神の国に仕える奉献生活

 

105  「宗教がなければ、世界はどうなるのだろう」。 奉献生活は、その有用性についてのすべての皮相的な評価を越えて、まさにそれが無制約の惜しみなさであり愛であるという点で大切である。このとは、儚さの渦中で窒息する危険にさらされている世界にあっては、なおのことそうである。「このような具体的しるしがなければ、教会全体を活気づけている愛は冷め、救いをもたらす福音の逆説は鈍らされ、信仰の『塩』は世俗化を経ている世界のなかでその風味を失う危険があるであろう」。教会と社会それ自体とは、神の愛のために、神と他の人々とに自分自身を全面的に捧げることのできる人々を必要としているのである。

教会は、奉献生活を決して放棄することができない。なぜなら奉献生活は、「花嫁」としての教会の最内奥の本性を雄弁に表しているからである。全世界への福音の宣言は、奉献生活のうちに新鮮な熱意と力とを見出すだろう。神の父親らしい顔と教会の母親らしい顔とを示すことのできる人々が求められている。他の人たちが生命と希望とを持つことができるようにするために、自分たちの生涯を費やす人たちが求められている。教会は、あれこれの高邁な理由のために奉仕に専心することを待たずとも、神の恵みによって変容され、みずからを福音に完全に従わせることをよしとする奉献生活者を必要としているのである。

全教会は、その手中にこの偉大な賜物を見出し、敬意をもって、祈りをもって、そしてその恵みを受け入れることへの明示的な招きをもって、その恵みを促進することに快く専心する。
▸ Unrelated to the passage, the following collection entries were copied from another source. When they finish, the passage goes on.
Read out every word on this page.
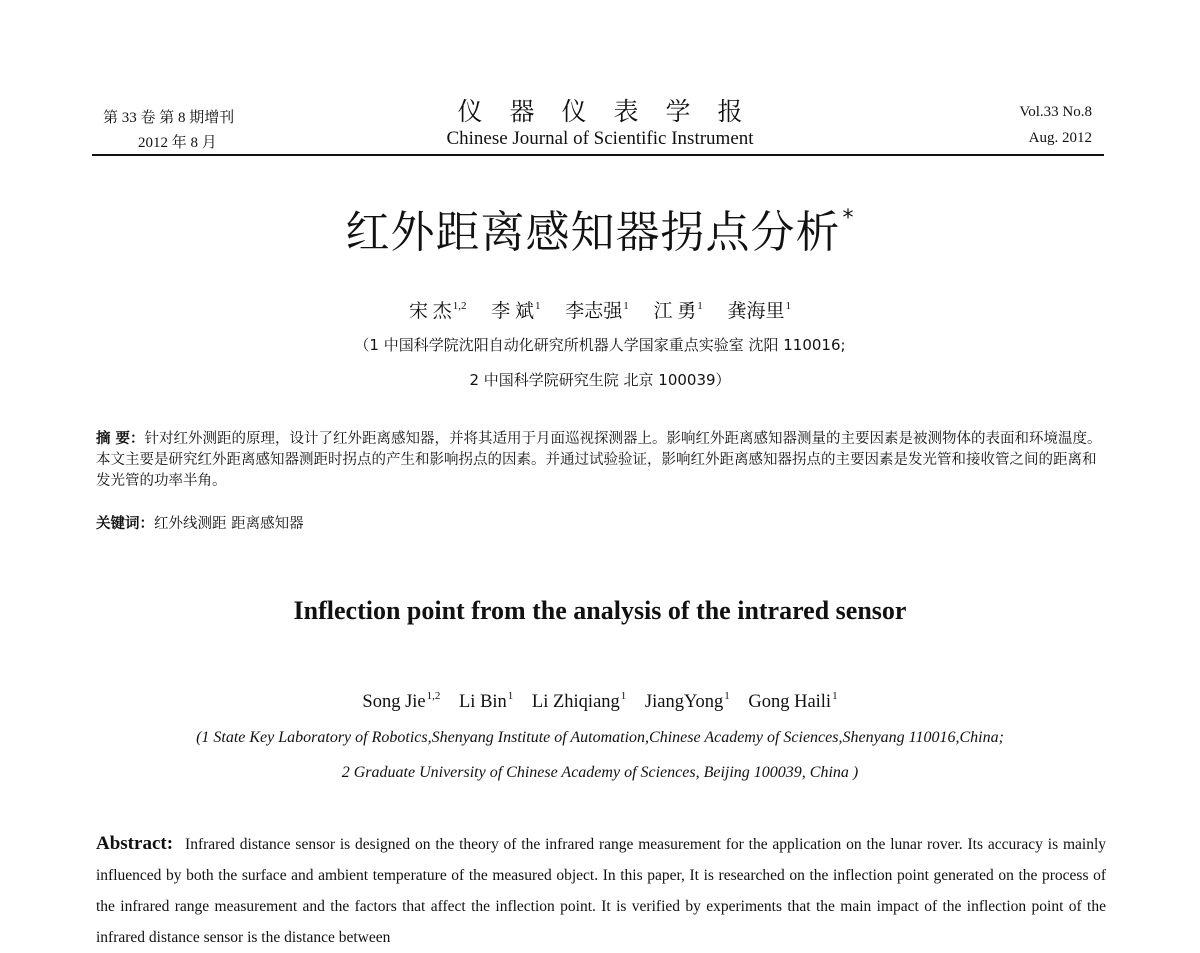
第 33 卷 第 8 期增刊
2012 年 8 月
仪器仪表学报
Chinese Journal of Scientific Instrument
Vol.33 No.8
Aug. 2012
红外距离感知器拐点分析*
宋 杰$^{1,2}$ 李 斌$^1$ 李志强$^1$ 江 勇$^1$ 龚海里$^1$
（1 中国科学院沈阳自动化研究所机器人学国家重点实验室 沈阳 110016;
2 中国科学院研究生院 北京 100039）
摘 要：针对红外测距的原理，设计了红外距离感知器，并将其适用于月面巡视探测器上。影响红外距离感知器测量的主要因素是被测物体的表面和环境温度。本文主要是研究红外距离感知器测距时拐点的产生和影响拐点的因素。并通过试验验证，影响红外距离感知器拐点的主要因素是发光管和接收管之间的距离和发光管的功率半角。
关键词：红外线测距 距离感知器
Inflection point from the analysis of the intrared sensor
Song Jie$^{1,2}$ Li Bin$^1$ Li Zhiqiang$^1$ JiangYong$^1$ Gong Haili$^1$
(1 State Key Laboratory of Robotics,Shenyang Institute of Automation,Chinese Academy of Sciences,Shenyang 110016,China;
2 Graduate University of Chinese Academy of Sciences, Beijing 100039, China )
Abstract: Infrared distance sensor is designed on the theory of the infrared range measurement for the application on the lunar rover. Its accuracy is mainly influenced by both the surface and ambient temperature of the measured object. In this paper, It is researched on the inflection point generated on the process of the infrared range measurement and the factors that affect the inflection point. It is verified by experiments that the main impact of the inflection point of the infrared distance sensor is the distance between
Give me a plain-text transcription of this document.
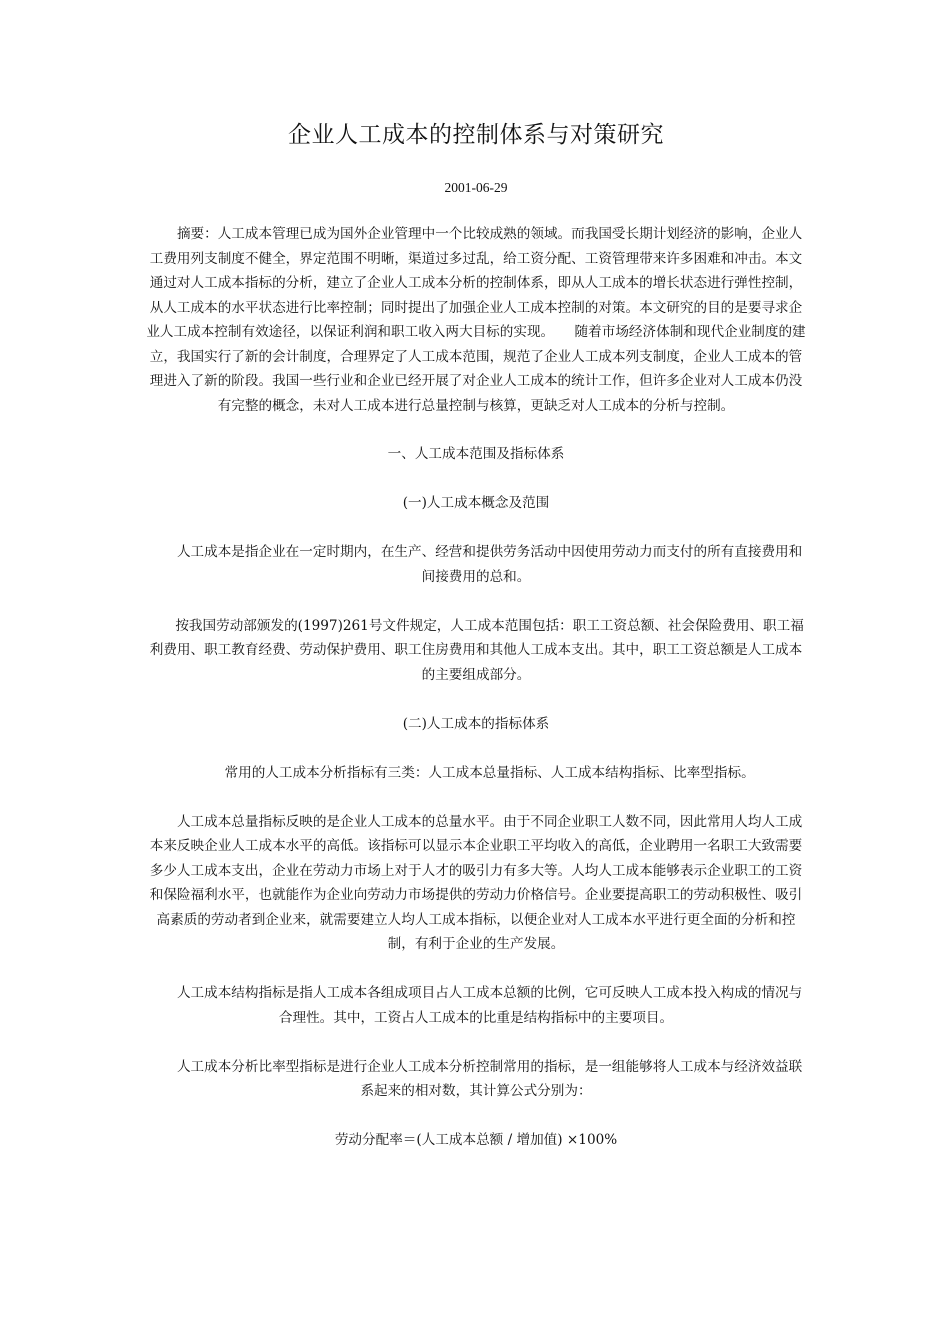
企业人工成本的控制体系与对策研究
2001-06-29

摘要：人工成本管理已成为国外企业管理中一个比较成熟的领域。而我国受长期计划经济的影响，企业人工费用列支制度不健全，界定范围不明晰，渠道过多过乱，给工资分配、工资管理带来许多困难和冲击。本文通过对人工成本指标的分析，建立了企业人工成本分析的控制体系，即从人工成本的增长状态进行弹性控制，从人工成本的水平状态进行比率控制；同时提出了加强企业人工成本控制的对策。本文研究的目的是要寻求企业人工成本控制有效途径，以保证利润和职工收入两大目标的实现。　　随着市场经济体制和现代企业制度的建立，我国实行了新的会计制度，合理界定了人工成本范围，规范了企业人工成本列支制度，企业人工成本的管理进入了新的阶段。我国一些行业和企业已经开展了对企业人工成本的统计工作，但许多企业对人工成本仍没有完整的概念，未对人工成本进行总量控制与核算，更缺乏对人工成本的分析与控制。

一、人工成本范围及指标体系

(一)人工成本概念及范围

人工成本是指企业在一定时期内，在生产、经营和提供劳务活动中因使用劳动力而支付的所有直接费用和间接费用的总和。

按我国劳动部颁发的(1997)261号文件规定，人工成本范围包括：职工工资总额、社会保险费用、职工福利费用、职工教育经费、劳动保护费用、职工住房费用和其他人工成本支出。其中，职工工资总额是人工成本的主要组成部分。

(二)人工成本的指标体系

常用的人工成本分析指标有三类：人工成本总量指标、人工成本结构指标、比率型指标。

人工成本总量指标反映的是企业人工成本的总量水平。由于不同企业职工人数不同，因此常用人均人工成本来反映企业人工成本水平的高低。该指标可以显示本企业职工平均收入的高低，企业聘用一名职工大致需要多少人工成本支出，企业在劳动力市场上对于人才的吸引力有多大等。人均人工成本能够表示企业职工的工资和保险福利水平，也就能作为企业向劳动力市场提供的劳动力价格信号。企业要提高职工的劳动积极性、吸引高素质的劳动者到企业来，就需要建立人均人工成本指标，以便企业对人工成本水平进行更全面的分析和控制，有利于企业的生产发展。

人工成本结构指标是指人工成本各组成项目占人工成本总额的比例，它可反映人工成本投入构成的情况与合理性。其中，工资占人工成本的比重是结构指标中的主要项目。

人工成本分析比率型指标是进行企业人工成本分析控制常用的指标，是一组能够将人工成本与经济效益联系起来的相对数，其计算公式分别为：

劳动分配率＝(人工成本总额 / 增加值) ×100%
この種の生活の福音的な卓越性を確信する司教と司祭と助祭とは、当然、説教と識別と賢明な霊的指導とをとおして、召し出しの種を見出し激励するように尽力することが大切である。すべての信者は、奉献生活を営む人たちの熱意と愛の能力とが絶えず成長して、今日の社会にキリストのかぐわしい香りを(cf. 2 Cor 2: 15)広めるのに貢献できるよう、かれらのために絶えず祈るように求められている。全教会共同体 司牧者、一般信徒、そして奉献生活者 には、奉献生活に対して、そして新たな召し出しを歓迎しそれを支えることに対して責任があるのである。